The work of ESMIG focuses on the technical aspects concerning the components and communication links of the AMI. It is based on a collection of all relevant European AMI security requirements, in particular from the Netherlands, the UK, Germany and Austria. In addition, the specifications of NIST (National Institute of Standards and Technology in the US) were considered. The collection consists of more than 300 requirements, which were then divided into 7 clusters that are uniquely linked to functional requirements. The result comprises eleven high-level requirements, covering functions like “the logging of security events”, “upgradeability of AMI components with new security features” and “compliance of crypto mechanisms and key management with approved standards”.
Landis+Gyr has been actively engaged in the ESMIG working group developing the Europe-wide minimum requirements with industry partners and cyber security specialists. Consequently, we continuously strengthen our end-to-end smart metering solution Gridstream® with new security functionality to meet and exceed these requirements.
Make a start
“The best thing utilities can do to improve the security of their AMI systems is to make a start by increasing awareness and by putting an overall IT security policy in place,” said Koller.

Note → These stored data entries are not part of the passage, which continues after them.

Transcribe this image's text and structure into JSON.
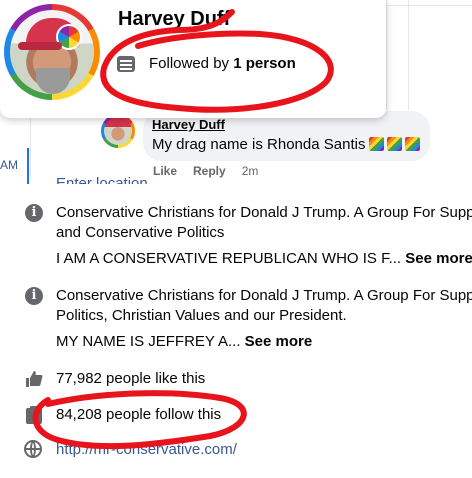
{
  "hover_card": {
    "name": "Harvey Duff",
    "followed_prefix": "Followed by ",
    "followed_count": "1 person"
  },
  "comment": {
    "author": "Harvey Duff",
    "text": "My drag name is Rhonda Santis",
    "actions": {
      "like": "Like",
      "reply": "Reply",
      "time": "2m"
    }
  },
  "sidebar": {
    "time_fragment": "AM"
  },
  "about": {
    "cutoff_label": "Enter location",
    "groups": [
      {
        "line1": "Conservative Christians for Donald J Trump. A Group For Supporters",
        "line2": "and Conservative Politics",
        "desc": "I AM A CONSERVATIVE REPUBLICAN WHO IS F...",
        "see_more": "See more"
      },
      {
        "line1": "Conservative Christians for Donald J Trump. A Group For Supporters",
        "line2": "Politics, Christian Values and our President.",
        "desc": "MY NAME IS JEFFREY A...",
        "see_more": "See more"
      }
    ],
    "likes": "77,982 people like this",
    "follows": "84,208 people follow this",
    "website": "http://mr-conservative.com/"
  },
  "icons": {
    "info": "info-icon",
    "like": "thumbs-up-icon",
    "follow": "follow-icon",
    "website": "globe-icon",
    "followed": "profile-card-icon"
  },
  "colors": {
    "accent": "#1877f2",
    "link": "#385898",
    "annotation": "#e8141c"
  }
}
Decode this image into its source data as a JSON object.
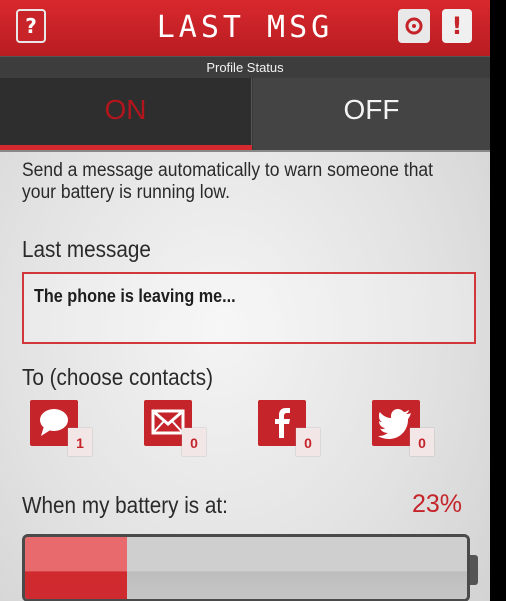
{
  "header": {
    "title": "LAST MSG",
    "help_label": "?",
    "alert_label": "!",
    "subtitle": "Profile Status"
  },
  "toggle": {
    "on_label": "ON",
    "off_label": "OFF",
    "selected": "ON"
  },
  "description": "Send a message automatically to warn someone that your battery is running low.",
  "last_message": {
    "label": "Last message",
    "value": "The phone is leaving me..."
  },
  "contacts": {
    "label": "To (choose contacts)",
    "channels": [
      {
        "icon": "sms-icon",
        "count": "1"
      },
      {
        "icon": "email-icon",
        "count": "0"
      },
      {
        "icon": "facebook-icon",
        "count": "0"
      },
      {
        "icon": "twitter-icon",
        "count": "0"
      }
    ]
  },
  "battery": {
    "label": "When my battery is at:",
    "percent_label": "23%",
    "level": 0.23
  },
  "colors": {
    "accent": "#c4242a",
    "dark": "#3a3a3a"
  }
}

In utilities, the AMI cyber security development process begins by evaluating the current security status, identifying weaknesses and creating an improvement plan. In most cases, external support and consultancy can enhance the process.
Overall AMI security consists of both technical and organizational aspects. Improvements can be made in various categories that include:People and processes
- This is the most vulnerable category and the weakest link in cyber security. It needs continuous attention and is also the easiest area to improve by implementing common security practices and providing guidance around themes like roles and responsibilities, classification of data, and password practices. AMI backup and recovery practices as well as system update procedures also play an important role here.
- A properly secured IT environment lies at the very core of cyber security. IT security can be immediately improved to better protect sensitive information and critical services by network segmentation. As a common practical example, the AMI environment and office network should always be located in separate segments.
- As an end-to-end solution provider, Landis+Gyr takes a comprehensive approach to security. Security is designed into all Gridstream components, from the physical security of the devices (e.g. tamper detection) to the support of secure device installation and maintenance processes. Communication is secured between all components of the solution. Access to data and functions is securely managed based on the user’s role and supervised by extensive audit trails.